1389Il apparaît évident qu’une certaine agitation s’est emparée de l’administration Obama, au Pentagone, pour ce qui concerne le statut et la situation du programme JSF.
• On a vu (le 25 juillet 2009) que le rapport de l’équipe JET (Joint Team Estimate) sur le programme JSF, datant de septembre 2008 et écarté par l’équipe précédente (John Young et Gordon England), a refait surface dans le public.
• Quelques jours plus tard, le 27 juillet 2009, le site InsideDefense.com (accès payant) met en ligne la nouvelle qu’une nouvelle estimation JET a été demandée, le 10 juillet, par le nouveau n°2 du Pentagone, Bill Lynn. («The Obama administration has directed a new review of the Joint Strike Fighter program, directing an “independent” Pentagon team – that last year found the F-35 program needed two additional years of development and more than $15 billion over the next six years – to update its findings in order to support Defense Department leaders preparing the fiscal year 2011 budget request.»)
• Ce 29 juillet 2009, le site ELP Defens(c)e reprend la nouvelle: «In a previously unreported July 10 memo, Deputy Defense Secretary William Lynn tasked the JSF Joint Estimate Team to reexamine the U.S. military’s largest acquisition program and determine whether the stealth fighter — which is being developed for the Air Force, Navy and Marine Corps, as well as eight international partners — requires significantly more time and money, according to sources familiar with the memo.»
• Egalement ce 29 juillet 2009, le site néerlandais JSFNieuws rapporte quelques autres précisions contenues dans le rapport initial (du 10 septembre 2008) de l’équipe JET. On y apprend notamment que la programmation informatique du système JSF requiert un million de ligne-code supplémentaires, que l’équipe d’ingénieurerie affectée au programme, qui devait être réduite de 4.100 à 1.000 personnes, devra rester à son niveau pendant un temps indéterminé pour faire face aux problèmes pendants. Un point essentiel déterminé par l’enquête JET est que la “commonalité” entre les trois versions (l’un des avantages théoriques fondamentaux d’avoir un modèle “commun” pour les trois armes, – USAF, Navy et Marine Corps) n’est pas de 82% comme l’annoncent Lockheed Martin (LM) et le JSF Program Office (JPO) mais de 25%.
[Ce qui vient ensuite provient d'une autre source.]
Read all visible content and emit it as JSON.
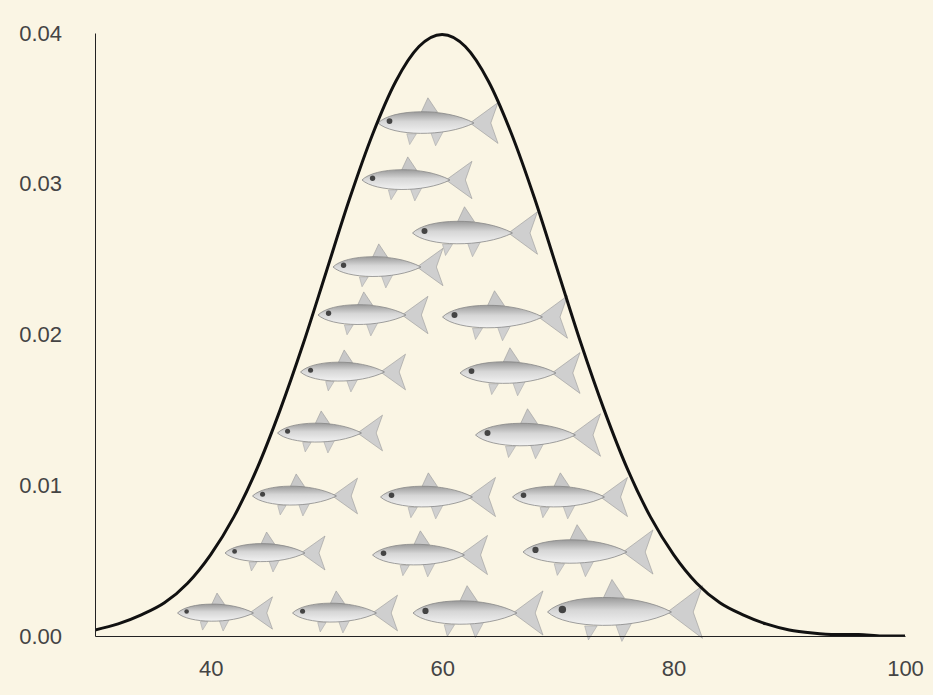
{
  "chart_data": {
    "type": "line",
    "x": [
      30,
      32,
      34,
      36,
      38,
      40,
      42,
      44,
      46,
      48,
      50,
      52,
      54,
      56,
      58,
      60,
      62,
      64,
      66,
      68,
      70,
      72,
      74,
      76,
      78,
      80,
      82,
      84,
      86,
      88,
      90,
      92,
      94,
      96,
      98,
      100
    ],
    "values": [
      0.0004,
      0.0008,
      0.0014,
      0.0022,
      0.0035,
      0.0054,
      0.0079,
      0.0111,
      0.015,
      0.0194,
      0.0242,
      0.029,
      0.0333,
      0.0368,
      0.0391,
      0.0399,
      0.0391,
      0.0368,
      0.0333,
      0.029,
      0.0242,
      0.0194,
      0.015,
      0.0111,
      0.0079,
      0.0054,
      0.0035,
      0.0022,
      0.0014,
      0.0008,
      0.0004,
      0.0002,
      0.0001,
      0.0001,
      0,
      0
    ],
    "color": "#111111",
    "xlim": [
      30,
      100
    ],
    "xticks": [
      40,
      60,
      80,
      100
    ],
    "ylim": [
      0,
      0.04
    ],
    "yticks": [
      {
        "value": 0,
        "label": "0.00"
      },
      0.01,
      0.02,
      0.03,
      0.04
    ],
    "grid": false
  }
}
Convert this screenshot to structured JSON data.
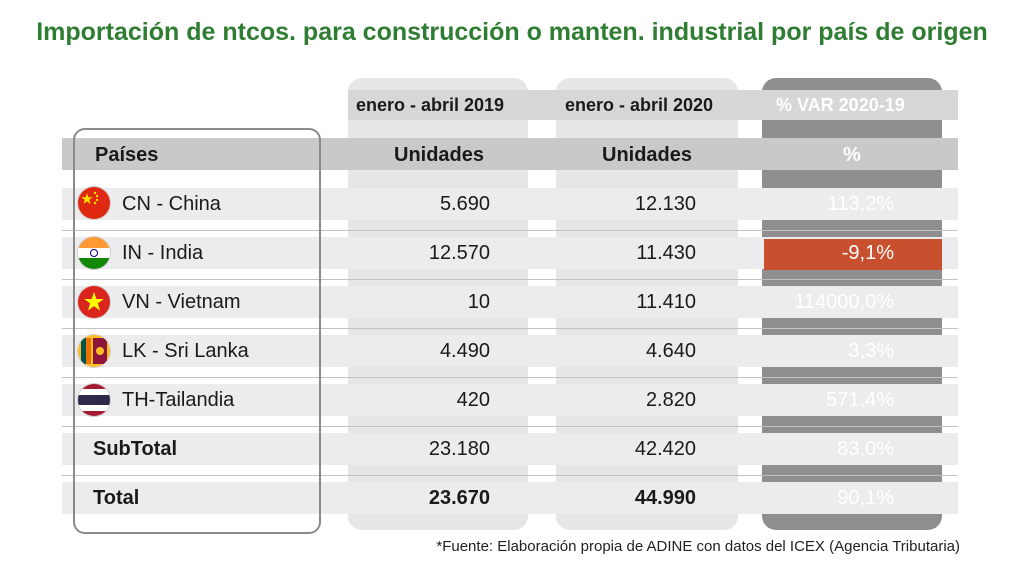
{
  "title": "Importación de ntcos. para construcción o manten. industrial por país de origen",
  "source": "*Fuente: Elaboración propia de ADINE con datos del ICEX (Agencia Tributaria)",
  "colors": {
    "title_green": "#2e7d32",
    "negative_highlight": "#c8502e",
    "var_column": "#8f8f92"
  },
  "chart_data": {
    "type": "table",
    "column_groups": [
      "enero - abril  2019",
      "enero - abril  2020",
      "% VAR 2020-19"
    ],
    "headers": [
      "Países",
      "Unidades",
      "Unidades",
      "%"
    ],
    "rows": [
      {
        "country": "CN - China",
        "flag": "china-flag-icon",
        "v2019": "5.690",
        "v2020": "12.130",
        "var": "113,2%"
      },
      {
        "country": "IN - India",
        "flag": "india-flag-icon",
        "v2019": "12.570",
        "v2020": "11.430",
        "var": "-9,1%"
      },
      {
        "country": "VN - Vietnam",
        "flag": "vietnam-flag-icon",
        "v2019": "10",
        "v2020": "11.410",
        "var": "114000,0%"
      },
      {
        "country": "LK - Sri Lanka",
        "flag": "sri-lanka-flag-icon",
        "v2019": "4.490",
        "v2020": "4.640",
        "var": "3,3%"
      },
      {
        "country": "TH-Tailandia",
        "flag": "thailand-flag-icon",
        "v2019": "420",
        "v2020": "2.820",
        "var": "571,4%"
      }
    ],
    "subtotal": {
      "label": "SubTotal",
      "v2019": "23.180",
      "v2020": "42.420",
      "var": "83,0%"
    },
    "total": {
      "label": "Total",
      "v2019": "23.670",
      "v2020": "44.990",
      "var": "90,1%"
    }
  }
}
La décision de lancer une nouvelle étude JET a été fortement recommandée par un haut fonctionnaire de l’administration précédente. Sue Payton, qui dirigeait les services d’acquisition de l’USAF, a fait cette recommandation le 7 avril, le jour où elle quittait la direction de son service. Cette initiative ainsi que les circonstances décrites montrent que certains fonctionnaires tiennent à prendre leur précaution, par rapport aux responsabilités qu’ils ont exercées, à l’égard d’éventuels remous qui pourraient accompagner la mise à jour de certaines réalités du programme JSF. (Il faut observer que Sue Payton occupait le poste qu'occupait Darleen A. Druyun, dans les années 1990, jusqu'en 2002. Druyun fut impliquée dans l' affaire des nouveaux ravitailleurs en vol de l'USAF, dans la première phase qui impliquait le seul Boeing. Elle fut condamnée à six mois de prison pour corruption. On comprend que Sue Payton prenne certaines précautions.)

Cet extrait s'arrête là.